If radius of the sphere is (5.0 ± 0.2) cm, then the percentage error in its surface area is
Solution:
The radius of the sphere is given as r = (5.0 ± 0.2) cm.
This means the measured value of radius is R = 5.0 cm and the absolute error in radius is ΔR = 0.2 cm.
The percentage error in radius is given by:
Percentage error in R = (ΔR / R) × 100%
Percentage error in R = (0.2 / 5.0) × 100% = (2 / 50) × 100% = 4%
The surface area of a sphere is given by the formula A = 4πR².
To find the percentage error in the surface area, we use the rules of error propagation.

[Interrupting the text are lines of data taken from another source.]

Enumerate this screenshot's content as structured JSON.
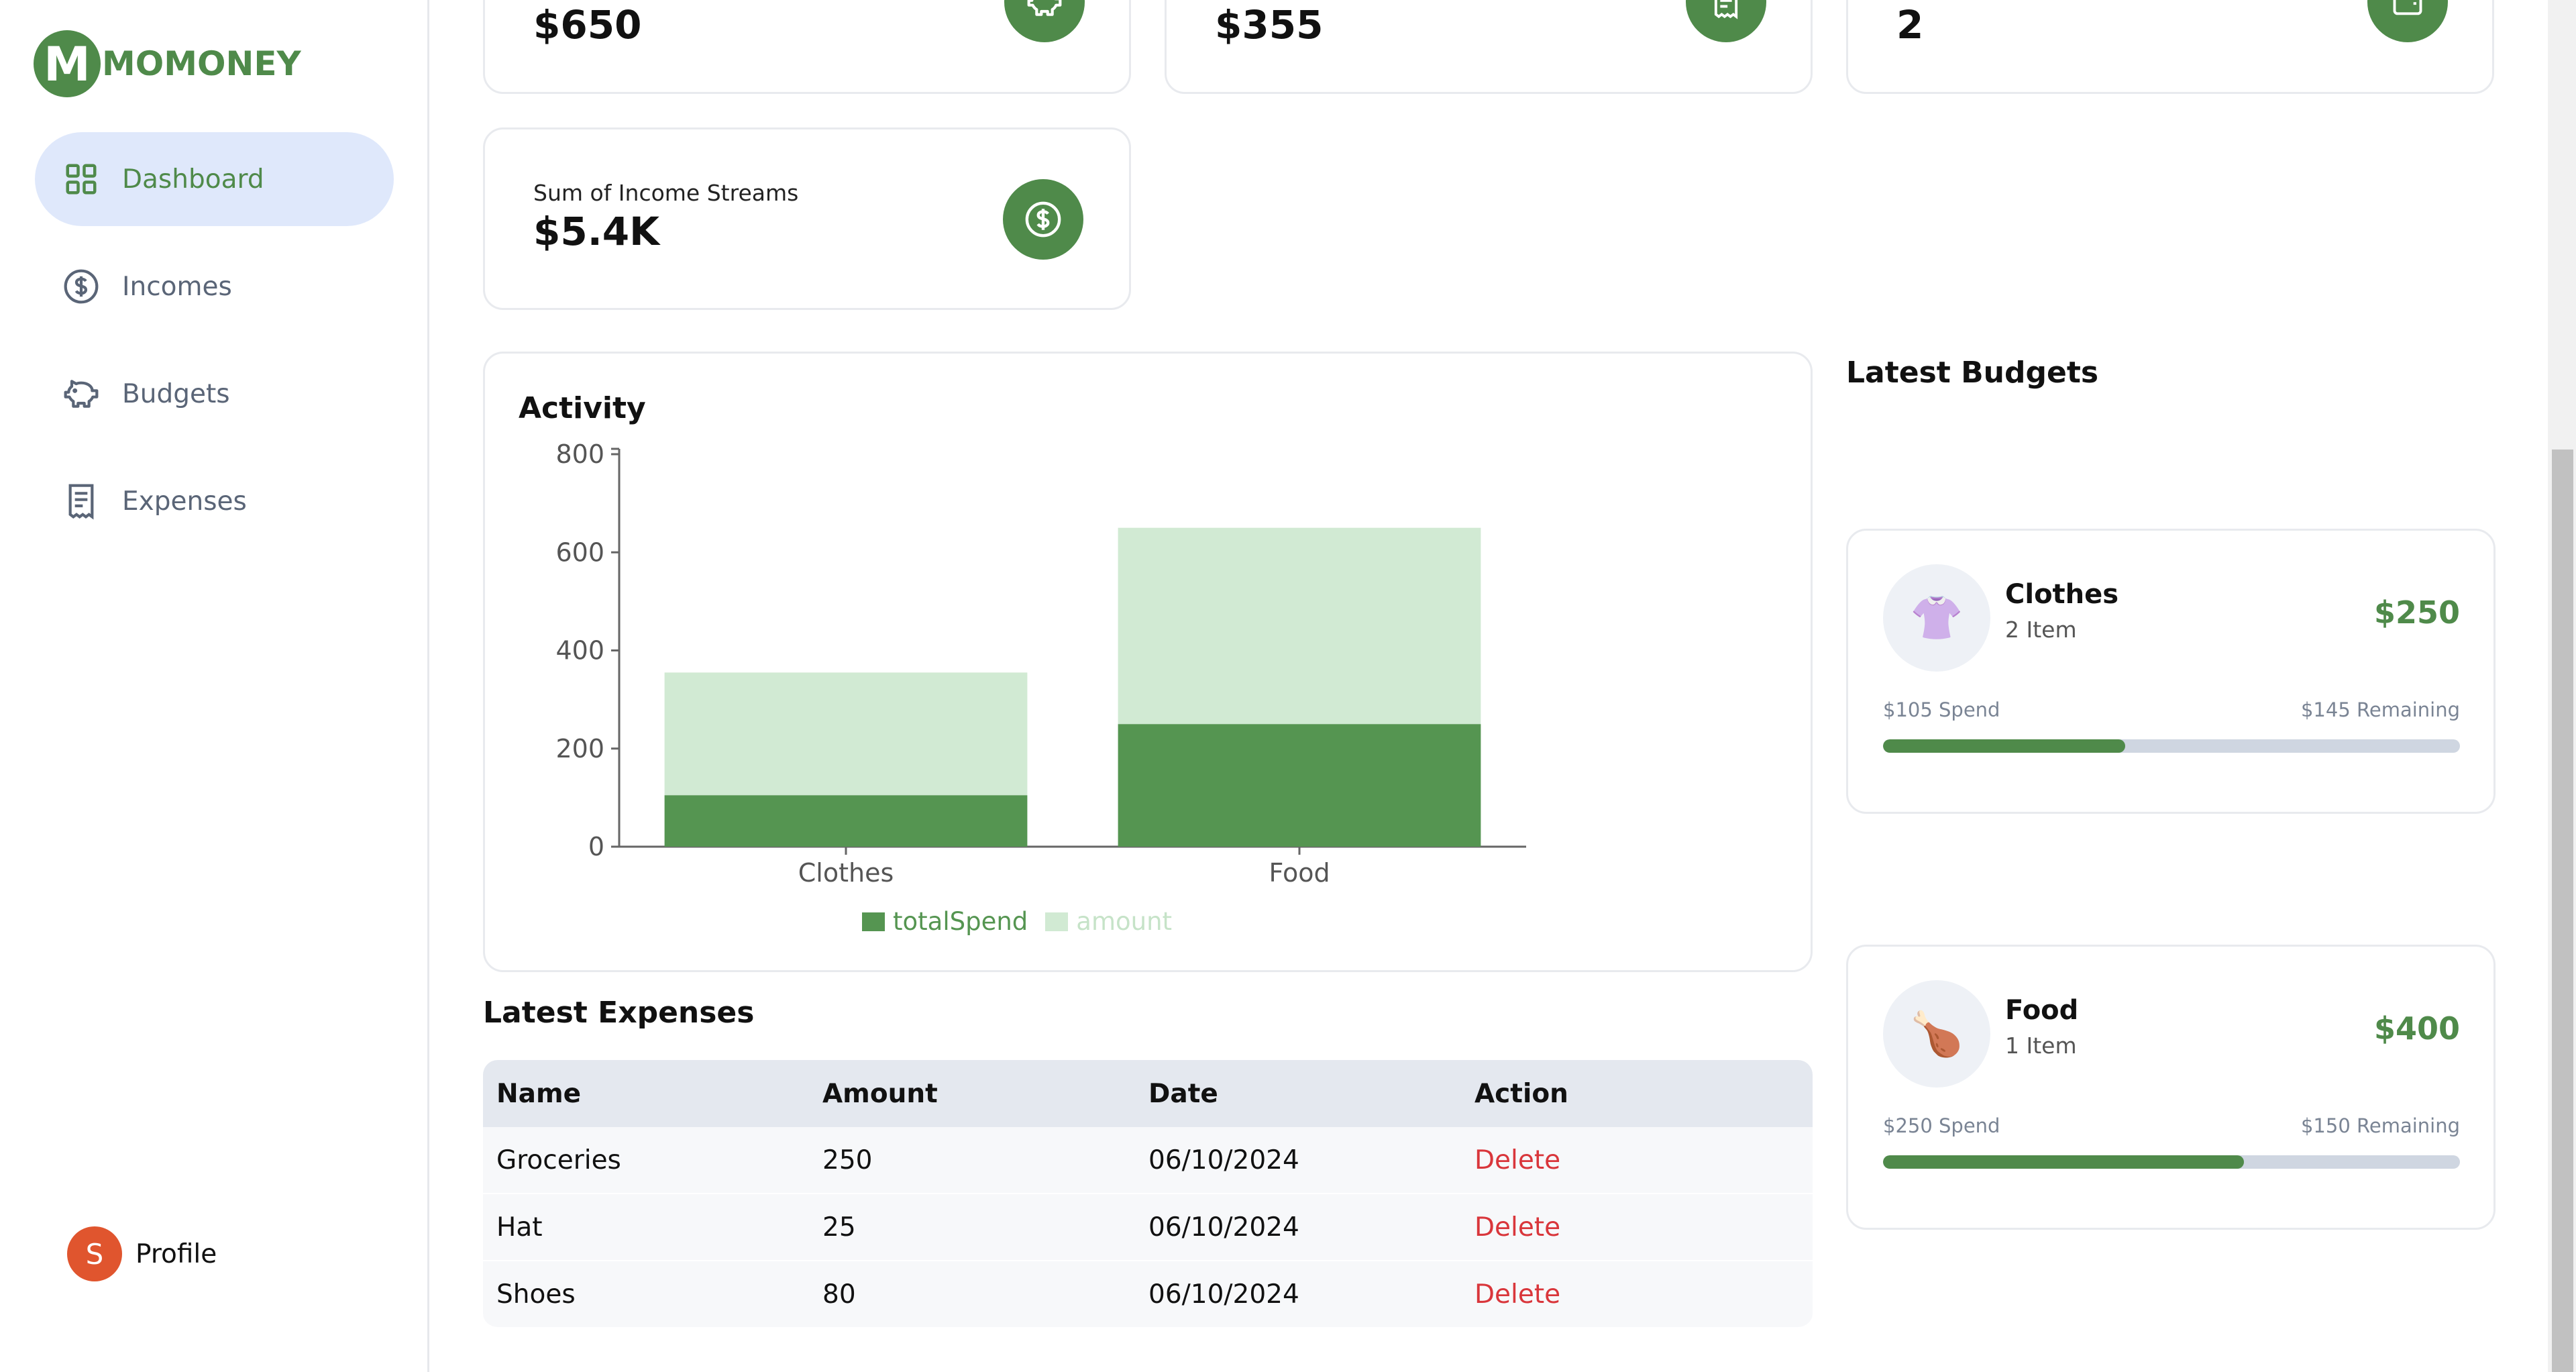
{
  "app": {
    "logo_text": "MOMONEY",
    "logo_letter": "M"
  },
  "sidebar": {
    "items": [
      {
        "label": "Dashboard",
        "icon": "dashboard-grid-icon",
        "active": true
      },
      {
        "label": "Incomes",
        "icon": "dollar-circle-icon",
        "active": false
      },
      {
        "label": "Budgets",
        "icon": "piggy-bank-icon",
        "active": false
      },
      {
        "label": "Expenses",
        "icon": "receipt-icon",
        "active": false
      }
    ],
    "profile": {
      "initial": "S",
      "label": "Profile"
    }
  },
  "stats": [
    {
      "label": "",
      "value": "$650",
      "icon": "piggy-bank-icon"
    },
    {
      "label": "",
      "value": "$355",
      "icon": "receipt-icon"
    },
    {
      "label": "",
      "value": "2",
      "icon": "wallet-icon"
    },
    {
      "label": "Sum of Income Streams",
      "value": "$5.4K",
      "icon": "dollar-circle-icon"
    }
  ],
  "activity": {
    "title": "Activity"
  },
  "chart_data": {
    "type": "bar",
    "stacked": true,
    "categories": [
      "Clothes",
      "Food"
    ],
    "series": [
      {
        "name": "totalSpend",
        "values": [
          105,
          250
        ],
        "color": "#559551"
      },
      {
        "name": "amount",
        "values": [
          250,
          400
        ],
        "color": "#d1ead3"
      }
    ],
    "yticks": [
      0,
      200,
      400,
      600,
      800
    ],
    "ylim": [
      0,
      800
    ],
    "legend": "bottom",
    "grid": false
  },
  "expenses": {
    "title": "Latest Expenses",
    "columns": [
      "Name",
      "Amount",
      "Date",
      "Action"
    ],
    "rows": [
      {
        "name": "Groceries",
        "amount": "250",
        "date": "06/10/2024",
        "action": "Delete"
      },
      {
        "name": "Hat",
        "amount": "25",
        "date": "06/10/2024",
        "action": "Delete"
      },
      {
        "name": "Shoes",
        "amount": "80",
        "date": "06/10/2024",
        "action": "Delete"
      }
    ]
  },
  "budgets": {
    "title": "Latest Budgets",
    "items": [
      {
        "name": "Clothes",
        "count": "2 Item",
        "amount": "$250",
        "spend": "$105 Spend",
        "remaining": "$145 Remaining",
        "progress": 0.42,
        "emoji": "👚",
        "icon": "shirt-icon"
      },
      {
        "name": "Food",
        "count": "1 Item",
        "amount": "$400",
        "spend": "$250 Spend",
        "remaining": "$150 Remaining",
        "progress": 0.625,
        "emoji": "🍗",
        "icon": "drumstick-icon"
      }
    ]
  },
  "colors": {
    "brand": "#4f8a4a",
    "active_nav_bg": "#dfe8fb",
    "danger": "#d9363b"
  }
}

If a quantity Q depends on another quantity X as Q = kXⁿ (where k is a constant), then the fractional error in Q is given by ΔQ/Q = n(ΔX/X).
In our case, A = 4πR². Here, 4π is a constant, and the area A depends on R².

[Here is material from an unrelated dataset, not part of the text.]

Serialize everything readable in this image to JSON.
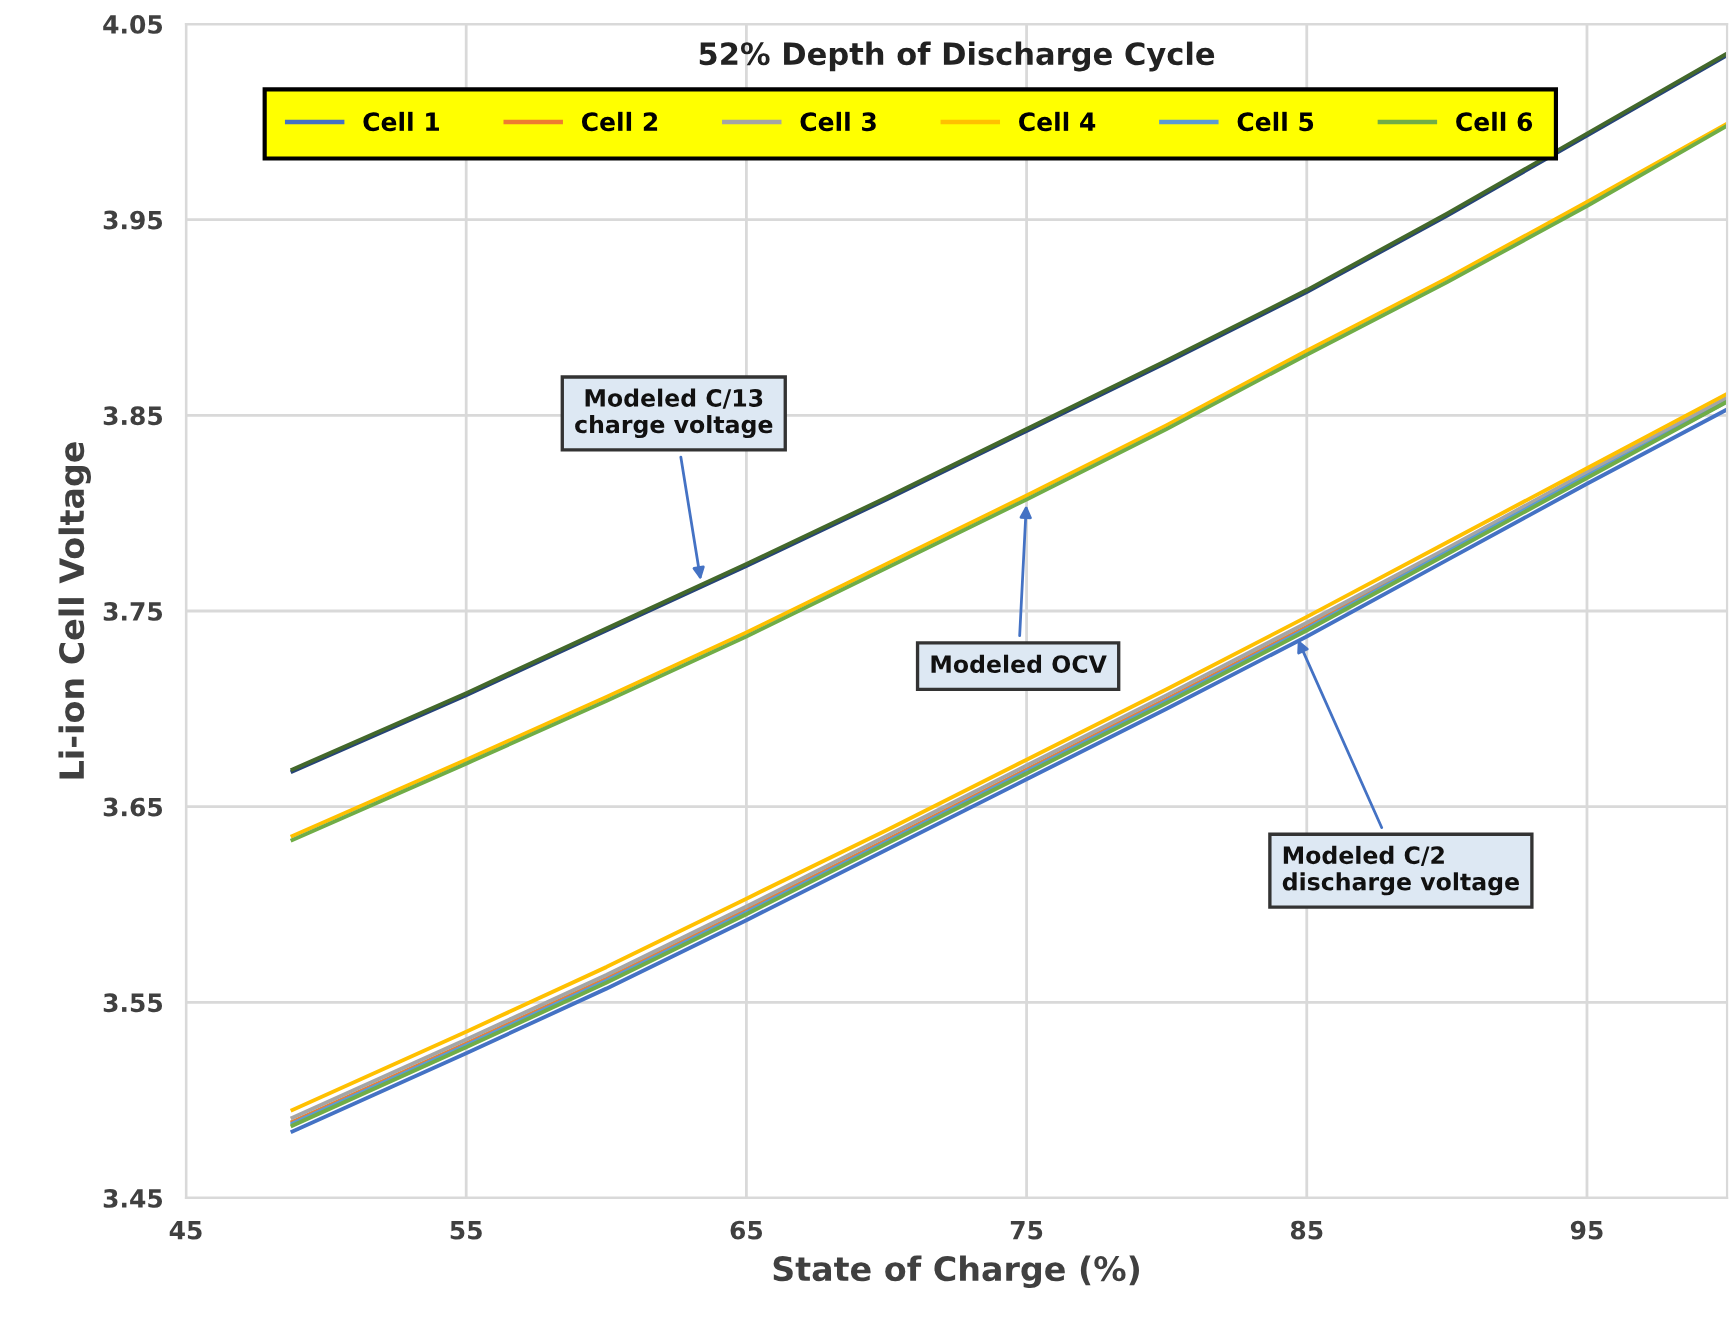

So, the fractional error in A is:
ΔA / A = 2 × (ΔR / R)
To find the percentage error in A, we multiply by 100%:
Percentage error in A = 2 × (ΔR / R) × 100%
Percentage error in A = 2 × (Percentage error in R)
Substitute the calculated percentage error in R:
Percentage error in A = 2 × 4% = 8%
Thus, the percentage error in the surface area of the sphere is 8%.